Для того Клода Вателя задание, может быть, и пустяковое, а вот для меня, скажем так, было не по профилю. Не было у меня никаких дел с церковью в прошлой жизни, зато теперь я прекрасно сознавал, что здесь все пронизано верой в Бога, вплоть до поз, которые рекомендовались церковниками для использования в супружеской постели. Здесь мне приходилось ходить на воскресные мессы, молиться по утрам и вечерам, при случае клясться святыми и постоянно контролировать себя, как только в разговорах речь касалась веры, Бога и жития святых. За этот месяц я многое узнал, впитывая в себя информацию, как губка, выделял главное, анализировал, но при этом все равно многое для меня оставалось непонятным, и, как правило, все эти вопросы были связаны с верой. Понимать и принимать веру в Бога, как местные жители, я пока так и не научился. Например, почему грабители и убийцы, приговоренные к смерти, так жаждут исповедаться? Сначала я думал, что они просто хотят облегчить душу, выговориться. А вот и нет. Оказалось, что предлагаемая исповедь давала им слабую, но все же надежду на прощение и спасение души. Кайтесь, грешники, и вам на небесах зачтется! Именно поэтому многие закоренелые преступники, переносившие жесточайшие пытки и при этом молчавшие на допросах, делали свои последние признания уже на эшафоте, так как именно эта исповедь, представлявшая собой добровольное покаяние перед народом, давала им шанс на спасение души и воскрешение тела в Судный день.
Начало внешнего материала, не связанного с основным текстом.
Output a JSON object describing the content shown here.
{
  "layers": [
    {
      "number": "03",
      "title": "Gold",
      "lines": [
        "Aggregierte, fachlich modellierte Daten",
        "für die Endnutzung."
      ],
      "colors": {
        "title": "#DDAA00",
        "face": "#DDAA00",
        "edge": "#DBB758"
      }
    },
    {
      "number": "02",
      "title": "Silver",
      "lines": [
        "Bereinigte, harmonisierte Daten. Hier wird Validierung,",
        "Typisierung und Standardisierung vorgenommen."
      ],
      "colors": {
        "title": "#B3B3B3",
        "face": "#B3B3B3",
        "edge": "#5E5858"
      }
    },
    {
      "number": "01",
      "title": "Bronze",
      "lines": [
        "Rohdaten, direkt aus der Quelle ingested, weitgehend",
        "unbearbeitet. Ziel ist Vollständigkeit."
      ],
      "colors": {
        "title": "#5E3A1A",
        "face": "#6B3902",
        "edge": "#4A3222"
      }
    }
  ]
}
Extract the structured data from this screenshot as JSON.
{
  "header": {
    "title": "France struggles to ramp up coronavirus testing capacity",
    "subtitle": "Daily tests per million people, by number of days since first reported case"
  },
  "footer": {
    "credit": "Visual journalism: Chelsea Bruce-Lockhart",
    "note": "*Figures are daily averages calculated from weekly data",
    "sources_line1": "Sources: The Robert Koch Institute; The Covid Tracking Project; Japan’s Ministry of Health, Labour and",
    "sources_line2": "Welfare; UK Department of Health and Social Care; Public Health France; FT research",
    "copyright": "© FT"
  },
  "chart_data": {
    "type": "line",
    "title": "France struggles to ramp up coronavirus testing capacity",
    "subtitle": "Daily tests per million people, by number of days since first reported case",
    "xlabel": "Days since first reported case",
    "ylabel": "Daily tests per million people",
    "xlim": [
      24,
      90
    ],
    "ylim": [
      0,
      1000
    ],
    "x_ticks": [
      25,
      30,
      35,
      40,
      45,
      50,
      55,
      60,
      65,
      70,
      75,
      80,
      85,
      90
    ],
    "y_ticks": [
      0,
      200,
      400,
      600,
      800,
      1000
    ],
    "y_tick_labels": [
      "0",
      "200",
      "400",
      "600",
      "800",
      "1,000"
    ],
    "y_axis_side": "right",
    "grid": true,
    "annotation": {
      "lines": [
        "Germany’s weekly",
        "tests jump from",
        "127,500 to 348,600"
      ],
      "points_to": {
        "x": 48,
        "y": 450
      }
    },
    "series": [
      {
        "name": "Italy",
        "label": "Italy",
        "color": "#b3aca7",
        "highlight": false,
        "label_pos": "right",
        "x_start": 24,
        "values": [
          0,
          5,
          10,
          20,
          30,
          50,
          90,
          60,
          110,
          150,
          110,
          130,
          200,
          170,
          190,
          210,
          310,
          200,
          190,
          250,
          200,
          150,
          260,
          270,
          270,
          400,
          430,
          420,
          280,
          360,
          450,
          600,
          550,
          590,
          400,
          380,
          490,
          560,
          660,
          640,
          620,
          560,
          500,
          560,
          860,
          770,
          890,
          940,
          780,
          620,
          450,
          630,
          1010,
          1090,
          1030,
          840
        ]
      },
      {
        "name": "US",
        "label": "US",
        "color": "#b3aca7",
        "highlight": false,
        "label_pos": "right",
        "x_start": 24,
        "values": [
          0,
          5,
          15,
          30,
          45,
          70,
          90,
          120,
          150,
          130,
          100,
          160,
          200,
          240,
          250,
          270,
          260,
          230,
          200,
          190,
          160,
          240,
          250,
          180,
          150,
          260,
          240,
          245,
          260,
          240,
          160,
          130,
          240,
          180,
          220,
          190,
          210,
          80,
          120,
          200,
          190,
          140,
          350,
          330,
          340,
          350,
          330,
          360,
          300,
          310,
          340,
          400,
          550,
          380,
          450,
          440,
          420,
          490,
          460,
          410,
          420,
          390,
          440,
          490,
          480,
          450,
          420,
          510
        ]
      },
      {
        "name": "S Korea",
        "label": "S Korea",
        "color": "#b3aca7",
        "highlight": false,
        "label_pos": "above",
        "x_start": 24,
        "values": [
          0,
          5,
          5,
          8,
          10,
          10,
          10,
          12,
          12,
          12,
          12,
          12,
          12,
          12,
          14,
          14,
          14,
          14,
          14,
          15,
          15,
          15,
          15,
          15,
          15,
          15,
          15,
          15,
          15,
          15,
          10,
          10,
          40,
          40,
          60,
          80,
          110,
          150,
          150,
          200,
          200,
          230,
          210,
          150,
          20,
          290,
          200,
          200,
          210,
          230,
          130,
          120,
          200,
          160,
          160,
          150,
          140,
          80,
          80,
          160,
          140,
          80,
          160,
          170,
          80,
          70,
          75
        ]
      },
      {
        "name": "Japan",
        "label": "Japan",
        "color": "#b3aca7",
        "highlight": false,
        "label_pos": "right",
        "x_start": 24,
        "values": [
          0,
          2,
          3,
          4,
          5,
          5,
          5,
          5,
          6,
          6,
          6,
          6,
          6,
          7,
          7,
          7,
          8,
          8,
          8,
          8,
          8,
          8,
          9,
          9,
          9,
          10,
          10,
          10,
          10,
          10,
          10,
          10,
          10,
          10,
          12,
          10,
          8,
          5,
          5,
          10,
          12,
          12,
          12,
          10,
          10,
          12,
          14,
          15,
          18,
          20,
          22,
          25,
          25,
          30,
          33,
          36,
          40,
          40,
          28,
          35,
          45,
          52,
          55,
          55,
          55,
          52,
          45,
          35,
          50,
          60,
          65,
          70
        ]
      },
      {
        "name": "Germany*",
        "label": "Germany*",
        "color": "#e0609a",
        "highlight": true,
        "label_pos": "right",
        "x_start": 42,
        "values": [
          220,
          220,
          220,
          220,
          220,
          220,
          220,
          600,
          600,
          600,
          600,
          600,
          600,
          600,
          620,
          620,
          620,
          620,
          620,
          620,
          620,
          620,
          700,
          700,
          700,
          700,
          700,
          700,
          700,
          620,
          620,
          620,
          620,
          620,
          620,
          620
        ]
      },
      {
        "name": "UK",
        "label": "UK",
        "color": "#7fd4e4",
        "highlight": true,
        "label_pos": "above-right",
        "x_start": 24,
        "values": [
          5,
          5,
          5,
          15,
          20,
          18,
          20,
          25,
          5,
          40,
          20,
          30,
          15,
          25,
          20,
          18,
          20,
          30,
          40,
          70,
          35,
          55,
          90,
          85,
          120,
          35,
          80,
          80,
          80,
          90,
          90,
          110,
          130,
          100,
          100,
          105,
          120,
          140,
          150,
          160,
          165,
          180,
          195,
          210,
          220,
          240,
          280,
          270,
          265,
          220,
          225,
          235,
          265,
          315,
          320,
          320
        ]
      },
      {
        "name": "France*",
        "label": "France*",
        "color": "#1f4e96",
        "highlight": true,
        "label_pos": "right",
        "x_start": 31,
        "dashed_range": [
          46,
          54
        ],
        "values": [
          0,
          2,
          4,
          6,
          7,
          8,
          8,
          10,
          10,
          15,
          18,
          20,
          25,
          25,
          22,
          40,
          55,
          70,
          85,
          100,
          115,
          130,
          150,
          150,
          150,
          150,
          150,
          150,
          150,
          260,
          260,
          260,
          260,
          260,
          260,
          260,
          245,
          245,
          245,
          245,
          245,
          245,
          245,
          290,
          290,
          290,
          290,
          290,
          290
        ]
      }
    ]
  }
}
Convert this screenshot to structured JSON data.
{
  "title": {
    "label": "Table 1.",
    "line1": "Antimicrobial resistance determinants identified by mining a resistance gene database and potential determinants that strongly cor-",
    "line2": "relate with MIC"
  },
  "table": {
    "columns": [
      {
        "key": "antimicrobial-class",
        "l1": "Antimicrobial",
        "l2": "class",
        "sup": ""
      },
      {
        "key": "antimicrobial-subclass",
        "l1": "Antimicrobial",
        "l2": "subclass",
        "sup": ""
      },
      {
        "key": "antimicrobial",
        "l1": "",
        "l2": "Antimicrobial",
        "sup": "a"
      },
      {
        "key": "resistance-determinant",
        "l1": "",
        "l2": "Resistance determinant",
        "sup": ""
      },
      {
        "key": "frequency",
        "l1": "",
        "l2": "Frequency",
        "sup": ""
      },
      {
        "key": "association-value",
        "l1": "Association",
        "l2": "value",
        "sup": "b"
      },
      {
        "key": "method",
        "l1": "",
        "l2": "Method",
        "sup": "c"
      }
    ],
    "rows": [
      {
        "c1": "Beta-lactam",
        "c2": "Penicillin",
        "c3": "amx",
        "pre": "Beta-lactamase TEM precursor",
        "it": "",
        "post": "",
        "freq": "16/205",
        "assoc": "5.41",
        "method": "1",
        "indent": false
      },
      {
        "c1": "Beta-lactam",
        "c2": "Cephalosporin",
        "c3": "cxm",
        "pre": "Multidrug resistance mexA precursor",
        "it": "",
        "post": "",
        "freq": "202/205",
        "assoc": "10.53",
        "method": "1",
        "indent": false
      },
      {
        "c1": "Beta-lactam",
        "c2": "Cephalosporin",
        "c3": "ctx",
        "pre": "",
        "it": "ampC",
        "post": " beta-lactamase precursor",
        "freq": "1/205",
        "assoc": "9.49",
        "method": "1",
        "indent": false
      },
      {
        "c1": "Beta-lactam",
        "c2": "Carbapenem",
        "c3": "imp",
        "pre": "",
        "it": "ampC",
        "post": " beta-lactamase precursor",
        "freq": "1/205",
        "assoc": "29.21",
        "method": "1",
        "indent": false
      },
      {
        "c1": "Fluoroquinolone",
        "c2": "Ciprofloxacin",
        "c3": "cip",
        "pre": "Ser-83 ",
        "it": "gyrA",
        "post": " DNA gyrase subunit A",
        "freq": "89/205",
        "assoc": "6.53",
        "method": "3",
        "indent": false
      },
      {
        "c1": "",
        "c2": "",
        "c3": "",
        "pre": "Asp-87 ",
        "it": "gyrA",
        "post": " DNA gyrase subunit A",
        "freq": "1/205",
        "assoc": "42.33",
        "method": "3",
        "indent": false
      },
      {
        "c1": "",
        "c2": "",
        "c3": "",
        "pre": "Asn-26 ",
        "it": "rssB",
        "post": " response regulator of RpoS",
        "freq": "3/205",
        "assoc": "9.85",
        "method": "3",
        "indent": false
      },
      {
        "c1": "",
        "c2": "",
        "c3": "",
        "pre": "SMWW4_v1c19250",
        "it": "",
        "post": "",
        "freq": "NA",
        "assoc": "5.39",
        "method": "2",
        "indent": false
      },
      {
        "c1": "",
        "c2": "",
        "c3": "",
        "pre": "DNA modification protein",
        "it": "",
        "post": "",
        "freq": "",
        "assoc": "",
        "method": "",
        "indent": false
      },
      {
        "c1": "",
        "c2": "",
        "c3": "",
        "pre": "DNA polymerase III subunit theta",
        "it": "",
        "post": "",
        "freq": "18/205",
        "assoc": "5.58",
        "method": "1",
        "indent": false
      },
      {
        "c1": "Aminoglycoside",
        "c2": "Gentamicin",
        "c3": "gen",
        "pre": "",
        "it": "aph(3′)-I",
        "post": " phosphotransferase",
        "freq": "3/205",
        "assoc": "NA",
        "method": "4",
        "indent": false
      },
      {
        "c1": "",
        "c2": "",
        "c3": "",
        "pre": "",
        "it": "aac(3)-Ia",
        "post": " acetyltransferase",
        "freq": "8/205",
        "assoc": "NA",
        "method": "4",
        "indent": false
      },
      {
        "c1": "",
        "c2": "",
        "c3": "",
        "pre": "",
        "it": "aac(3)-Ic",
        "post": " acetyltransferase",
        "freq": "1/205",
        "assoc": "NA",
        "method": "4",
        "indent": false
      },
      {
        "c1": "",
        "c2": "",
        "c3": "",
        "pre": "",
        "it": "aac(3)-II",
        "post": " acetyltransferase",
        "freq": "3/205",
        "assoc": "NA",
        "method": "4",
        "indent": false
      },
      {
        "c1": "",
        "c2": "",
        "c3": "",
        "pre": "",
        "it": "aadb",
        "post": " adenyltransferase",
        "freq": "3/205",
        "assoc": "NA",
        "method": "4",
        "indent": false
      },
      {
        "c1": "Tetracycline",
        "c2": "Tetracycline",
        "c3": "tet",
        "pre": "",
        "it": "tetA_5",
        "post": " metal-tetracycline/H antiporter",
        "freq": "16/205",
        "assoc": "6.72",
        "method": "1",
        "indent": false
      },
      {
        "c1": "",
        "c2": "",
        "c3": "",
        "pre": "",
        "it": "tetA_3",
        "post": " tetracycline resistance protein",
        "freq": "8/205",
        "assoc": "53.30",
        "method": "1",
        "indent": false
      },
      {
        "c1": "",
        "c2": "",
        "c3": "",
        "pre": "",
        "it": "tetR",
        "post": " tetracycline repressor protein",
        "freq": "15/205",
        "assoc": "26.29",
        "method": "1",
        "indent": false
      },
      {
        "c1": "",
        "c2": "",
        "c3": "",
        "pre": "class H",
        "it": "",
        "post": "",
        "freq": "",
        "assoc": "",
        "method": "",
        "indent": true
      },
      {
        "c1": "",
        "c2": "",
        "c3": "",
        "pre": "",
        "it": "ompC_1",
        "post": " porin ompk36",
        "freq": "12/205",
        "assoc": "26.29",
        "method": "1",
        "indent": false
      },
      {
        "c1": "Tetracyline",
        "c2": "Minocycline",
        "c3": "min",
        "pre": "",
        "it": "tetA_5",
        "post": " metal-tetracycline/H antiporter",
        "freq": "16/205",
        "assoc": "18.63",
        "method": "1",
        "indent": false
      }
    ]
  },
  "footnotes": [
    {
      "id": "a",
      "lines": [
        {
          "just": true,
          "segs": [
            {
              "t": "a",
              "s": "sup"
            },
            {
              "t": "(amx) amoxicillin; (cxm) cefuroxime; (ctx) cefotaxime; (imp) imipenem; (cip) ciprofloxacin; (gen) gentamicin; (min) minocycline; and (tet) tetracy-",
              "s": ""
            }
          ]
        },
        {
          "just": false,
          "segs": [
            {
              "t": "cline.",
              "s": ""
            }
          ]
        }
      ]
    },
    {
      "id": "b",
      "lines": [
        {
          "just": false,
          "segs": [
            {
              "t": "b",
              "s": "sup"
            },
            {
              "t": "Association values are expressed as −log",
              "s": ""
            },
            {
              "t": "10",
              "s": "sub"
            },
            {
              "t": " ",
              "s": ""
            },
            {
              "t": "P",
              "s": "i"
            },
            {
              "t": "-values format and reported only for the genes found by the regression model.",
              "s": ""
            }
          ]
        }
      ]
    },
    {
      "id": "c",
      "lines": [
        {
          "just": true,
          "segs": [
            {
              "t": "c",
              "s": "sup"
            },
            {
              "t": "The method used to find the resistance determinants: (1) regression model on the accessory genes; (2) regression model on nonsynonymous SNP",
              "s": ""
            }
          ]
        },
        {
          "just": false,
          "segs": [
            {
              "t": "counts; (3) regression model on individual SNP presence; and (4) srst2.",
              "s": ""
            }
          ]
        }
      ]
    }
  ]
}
Если для любого средневекового человека это было просто и понятно, то как уловить подобный нюанс человеку будущего, к тому же практически не знакомому с католической верой. Подобные откровения, а для меня они такими и были, мне сначала приходилось осознавать, пропуская через себя, чтобы затем принимать как данность. Причем таких понятий было очень много, даже слишком много для меня. Вот и сейчас мне предлагалось изобличить священника через его проповедь, который в глазах своих прихожан являлся голосом Всевышнего.
– Ты что задумался? Тот Клод Ватель справился бы играючи с этим делом. Выверни его душу наружу, как ты всегда умел делать. Я верю в тебя, «лисий хвост»!
– Если я пойму, что он враг, что с ним делать?
– Попробуй склонить его на нашу сторону, а если не получится, отдай Жильберу. Ах да! Забыл тебе сказать: он с тобой поедет и присмотрит, чтобы у тебя все хорошо получилось.
Оливье с ухмылкой смотрел на меня, готовый услышать мои возражения, но так и не дождался. Я понимал, что брадобрею нужен лишний повод, чтобы в очередной раз поставить меня на место и показать, кто в этом доме хозяин. Его разочарование во взгляде сказало мне об этом, когда я спокойно ответил:
– Как скажете, господин.
Теперь у меня никаких сомнений не осталось в том, что именно он стравил Клода и заместителя прево. Все правильно: разделяй и властвуй! Оливье мог себе это позволить, так как Жильбер, Клод и он сам были выходцами из третьего сословия, то есть равны по своему происхождению.
– Встретишься с Гошье у входа в церковь, когда колокола пробьют к вечерне.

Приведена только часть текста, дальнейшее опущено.